Requests per page before onload


#1

In https://github.com/w3c/resource-timing/pull/155 @igrigorik writes:

FWIW, I think the “what is the distribution of same-frame resources prior to onload” question is worth investigating a bit further. I believe we should have all the right bits in HTTP Archive to extract this: we have detailed data on initiator / frame, and we can filter out any requests initiated after onload fires

I wanted to help answer this question and post it here on the discussion group so everyone else can see my approach and the results.

Here’s my query:

#standardSQL
# Note: This query processes 287 GB.
CREATE TEMPORARY FUNCTION toInt(n STRING) AS (CAST(n AS INT64));

SELECT
  requests,
  COUNT(0) AS frequency
FROM (
  SELECT
    SUM(IF(toInt(JSON_EXTRACT(request.payload, '$._load_start')) < toInt(JSON_EXTRACT(page.payload, '$.pageTimings.onLoad')), 1, 0)) AS requests
  FROM
    `httparchive.pages.2018_05_01_desktop` AS page
  JOIN
    `httparchive.requests.2018_05_01_desktop` AS request
  ON
    page.url = request.page
  GROUP BY
    page.url)
GROUP BY
  requests
ORDER BY
  requests

See the results here

The tail is really long so this chart clips it at 500 requests. The maximum number of requests before onload is 3,432!
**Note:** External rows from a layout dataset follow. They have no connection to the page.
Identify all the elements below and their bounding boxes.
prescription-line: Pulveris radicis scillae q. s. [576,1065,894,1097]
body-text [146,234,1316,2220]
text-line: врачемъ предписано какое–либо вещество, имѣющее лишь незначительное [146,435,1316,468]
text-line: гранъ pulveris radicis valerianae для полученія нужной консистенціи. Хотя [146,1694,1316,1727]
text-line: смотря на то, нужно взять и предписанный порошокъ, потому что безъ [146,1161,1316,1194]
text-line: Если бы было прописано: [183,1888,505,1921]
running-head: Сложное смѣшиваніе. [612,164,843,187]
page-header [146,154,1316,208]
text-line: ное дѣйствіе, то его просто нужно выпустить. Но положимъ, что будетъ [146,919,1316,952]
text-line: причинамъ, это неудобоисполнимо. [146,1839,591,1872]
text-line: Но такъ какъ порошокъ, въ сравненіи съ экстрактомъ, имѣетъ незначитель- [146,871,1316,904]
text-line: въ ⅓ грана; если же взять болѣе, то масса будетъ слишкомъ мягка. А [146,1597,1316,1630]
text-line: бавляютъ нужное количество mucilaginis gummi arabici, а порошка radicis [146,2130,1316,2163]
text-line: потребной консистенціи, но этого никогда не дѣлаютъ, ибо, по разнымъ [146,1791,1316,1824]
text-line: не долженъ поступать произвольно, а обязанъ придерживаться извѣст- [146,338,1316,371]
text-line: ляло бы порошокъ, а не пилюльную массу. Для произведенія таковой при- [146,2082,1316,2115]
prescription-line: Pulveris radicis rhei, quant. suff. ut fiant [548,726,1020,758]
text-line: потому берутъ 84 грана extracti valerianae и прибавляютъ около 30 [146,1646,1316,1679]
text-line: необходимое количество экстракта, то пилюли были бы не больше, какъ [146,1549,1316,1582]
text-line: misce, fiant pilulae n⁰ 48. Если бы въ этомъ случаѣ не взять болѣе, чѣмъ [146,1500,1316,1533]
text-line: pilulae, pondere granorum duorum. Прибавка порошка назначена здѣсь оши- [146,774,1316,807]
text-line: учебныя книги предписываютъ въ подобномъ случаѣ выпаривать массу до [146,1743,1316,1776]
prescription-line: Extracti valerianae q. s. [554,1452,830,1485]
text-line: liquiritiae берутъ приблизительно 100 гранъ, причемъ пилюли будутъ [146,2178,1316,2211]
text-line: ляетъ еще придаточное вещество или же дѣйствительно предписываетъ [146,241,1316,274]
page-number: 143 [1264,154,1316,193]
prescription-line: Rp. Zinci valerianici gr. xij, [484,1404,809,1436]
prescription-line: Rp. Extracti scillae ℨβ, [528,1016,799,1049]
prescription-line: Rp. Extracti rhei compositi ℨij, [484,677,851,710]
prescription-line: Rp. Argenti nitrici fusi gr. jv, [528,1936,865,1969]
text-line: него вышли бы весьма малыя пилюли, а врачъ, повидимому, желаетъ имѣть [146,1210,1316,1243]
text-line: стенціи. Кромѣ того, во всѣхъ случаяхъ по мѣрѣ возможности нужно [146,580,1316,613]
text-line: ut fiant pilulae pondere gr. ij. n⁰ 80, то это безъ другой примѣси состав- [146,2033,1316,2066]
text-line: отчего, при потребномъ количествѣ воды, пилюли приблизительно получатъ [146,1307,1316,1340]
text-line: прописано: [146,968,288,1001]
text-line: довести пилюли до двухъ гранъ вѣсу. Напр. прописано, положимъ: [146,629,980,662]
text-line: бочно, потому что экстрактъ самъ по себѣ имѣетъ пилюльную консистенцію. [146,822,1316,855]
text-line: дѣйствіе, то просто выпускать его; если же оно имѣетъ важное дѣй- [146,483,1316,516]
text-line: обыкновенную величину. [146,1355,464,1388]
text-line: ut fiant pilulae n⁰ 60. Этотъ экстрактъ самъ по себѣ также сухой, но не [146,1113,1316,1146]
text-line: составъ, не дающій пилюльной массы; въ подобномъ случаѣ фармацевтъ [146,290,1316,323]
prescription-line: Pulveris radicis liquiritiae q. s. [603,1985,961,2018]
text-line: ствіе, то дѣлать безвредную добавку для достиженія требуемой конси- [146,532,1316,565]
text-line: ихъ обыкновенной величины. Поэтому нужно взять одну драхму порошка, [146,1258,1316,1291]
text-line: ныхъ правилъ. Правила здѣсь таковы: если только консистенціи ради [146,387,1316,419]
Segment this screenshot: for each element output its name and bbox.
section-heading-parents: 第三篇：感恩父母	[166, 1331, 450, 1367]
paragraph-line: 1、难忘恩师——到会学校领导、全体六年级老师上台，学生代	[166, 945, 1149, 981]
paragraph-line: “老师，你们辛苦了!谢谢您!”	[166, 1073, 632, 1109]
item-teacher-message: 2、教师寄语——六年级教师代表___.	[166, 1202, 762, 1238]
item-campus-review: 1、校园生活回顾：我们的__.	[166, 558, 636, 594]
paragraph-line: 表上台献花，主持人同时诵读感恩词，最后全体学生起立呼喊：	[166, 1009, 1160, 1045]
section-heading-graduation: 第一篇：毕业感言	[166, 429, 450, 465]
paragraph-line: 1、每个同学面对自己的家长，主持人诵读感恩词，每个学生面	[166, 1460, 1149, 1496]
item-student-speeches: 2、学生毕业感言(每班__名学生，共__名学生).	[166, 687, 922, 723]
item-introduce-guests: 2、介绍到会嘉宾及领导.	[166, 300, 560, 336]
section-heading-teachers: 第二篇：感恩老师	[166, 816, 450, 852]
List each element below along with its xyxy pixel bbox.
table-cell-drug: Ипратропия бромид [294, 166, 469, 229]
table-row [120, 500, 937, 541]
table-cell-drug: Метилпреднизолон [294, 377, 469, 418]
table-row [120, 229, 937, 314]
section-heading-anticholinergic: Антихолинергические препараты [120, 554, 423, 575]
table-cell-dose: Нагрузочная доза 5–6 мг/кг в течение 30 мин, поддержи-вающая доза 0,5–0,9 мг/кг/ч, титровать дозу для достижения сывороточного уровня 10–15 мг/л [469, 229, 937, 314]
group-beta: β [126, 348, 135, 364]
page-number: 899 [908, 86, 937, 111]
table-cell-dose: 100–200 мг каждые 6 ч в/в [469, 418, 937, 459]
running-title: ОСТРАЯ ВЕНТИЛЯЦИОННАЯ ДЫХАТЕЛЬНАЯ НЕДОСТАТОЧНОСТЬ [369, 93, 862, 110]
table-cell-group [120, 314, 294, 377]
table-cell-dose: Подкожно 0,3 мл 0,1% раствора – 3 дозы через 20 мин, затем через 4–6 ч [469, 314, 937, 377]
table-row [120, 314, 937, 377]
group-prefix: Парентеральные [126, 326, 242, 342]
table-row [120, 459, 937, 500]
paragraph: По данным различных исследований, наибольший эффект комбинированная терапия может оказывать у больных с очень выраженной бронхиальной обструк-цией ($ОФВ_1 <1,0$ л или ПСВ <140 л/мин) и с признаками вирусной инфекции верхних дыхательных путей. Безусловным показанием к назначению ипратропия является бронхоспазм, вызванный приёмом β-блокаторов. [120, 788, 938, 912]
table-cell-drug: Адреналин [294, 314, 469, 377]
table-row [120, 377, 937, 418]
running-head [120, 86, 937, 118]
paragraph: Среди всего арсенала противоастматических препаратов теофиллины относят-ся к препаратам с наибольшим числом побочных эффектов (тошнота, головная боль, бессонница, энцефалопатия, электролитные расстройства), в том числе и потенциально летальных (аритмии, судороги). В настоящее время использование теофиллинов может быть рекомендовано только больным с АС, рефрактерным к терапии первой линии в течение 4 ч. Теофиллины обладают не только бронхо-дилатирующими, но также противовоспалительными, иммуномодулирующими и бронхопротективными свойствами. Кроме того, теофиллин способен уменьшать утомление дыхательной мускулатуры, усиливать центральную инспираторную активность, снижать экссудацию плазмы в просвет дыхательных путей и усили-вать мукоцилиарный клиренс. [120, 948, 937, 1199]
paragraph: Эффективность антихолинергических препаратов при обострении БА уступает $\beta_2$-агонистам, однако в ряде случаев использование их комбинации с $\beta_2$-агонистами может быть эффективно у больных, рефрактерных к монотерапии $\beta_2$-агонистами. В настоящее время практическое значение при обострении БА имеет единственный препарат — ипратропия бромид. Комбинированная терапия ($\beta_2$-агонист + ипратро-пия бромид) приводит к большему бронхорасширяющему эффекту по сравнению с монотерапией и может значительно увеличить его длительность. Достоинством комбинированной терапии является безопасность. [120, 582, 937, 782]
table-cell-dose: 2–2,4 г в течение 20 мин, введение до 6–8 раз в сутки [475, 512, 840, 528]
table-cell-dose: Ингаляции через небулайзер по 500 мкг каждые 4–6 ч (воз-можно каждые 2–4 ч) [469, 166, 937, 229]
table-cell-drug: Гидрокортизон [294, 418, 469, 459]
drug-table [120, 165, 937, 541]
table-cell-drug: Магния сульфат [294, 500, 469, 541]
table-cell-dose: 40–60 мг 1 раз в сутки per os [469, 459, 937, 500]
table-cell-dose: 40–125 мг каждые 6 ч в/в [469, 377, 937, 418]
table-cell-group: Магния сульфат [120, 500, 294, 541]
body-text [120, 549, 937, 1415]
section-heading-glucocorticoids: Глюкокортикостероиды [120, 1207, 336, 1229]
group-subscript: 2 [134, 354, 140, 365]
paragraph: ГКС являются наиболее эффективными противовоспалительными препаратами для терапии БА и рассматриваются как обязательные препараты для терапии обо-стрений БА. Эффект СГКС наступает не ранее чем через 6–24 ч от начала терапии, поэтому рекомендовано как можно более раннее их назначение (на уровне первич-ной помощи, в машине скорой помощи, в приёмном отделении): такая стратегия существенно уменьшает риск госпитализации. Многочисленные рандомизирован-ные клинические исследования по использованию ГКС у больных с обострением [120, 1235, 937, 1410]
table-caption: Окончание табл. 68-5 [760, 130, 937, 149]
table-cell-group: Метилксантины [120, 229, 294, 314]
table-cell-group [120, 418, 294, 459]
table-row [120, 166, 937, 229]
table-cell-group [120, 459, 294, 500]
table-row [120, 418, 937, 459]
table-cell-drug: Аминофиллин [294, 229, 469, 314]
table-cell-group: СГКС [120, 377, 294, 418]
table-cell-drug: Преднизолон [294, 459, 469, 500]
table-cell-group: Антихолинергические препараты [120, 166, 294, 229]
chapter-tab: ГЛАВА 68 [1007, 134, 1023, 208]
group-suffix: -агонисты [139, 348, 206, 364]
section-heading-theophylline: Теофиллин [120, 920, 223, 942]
There is a mode at 1 request and another around 50 requests. The median is 74 requests.

Out of curiosity I flipped the inequality and queried for the median number of requests per page on or after onload. The result is 3 requests. Either sites are doing a poor job of lazyloading or HTTP Archive is not well suited to trigger additional requests, for example scrolling down the page to initiate below-the-fold resource loading.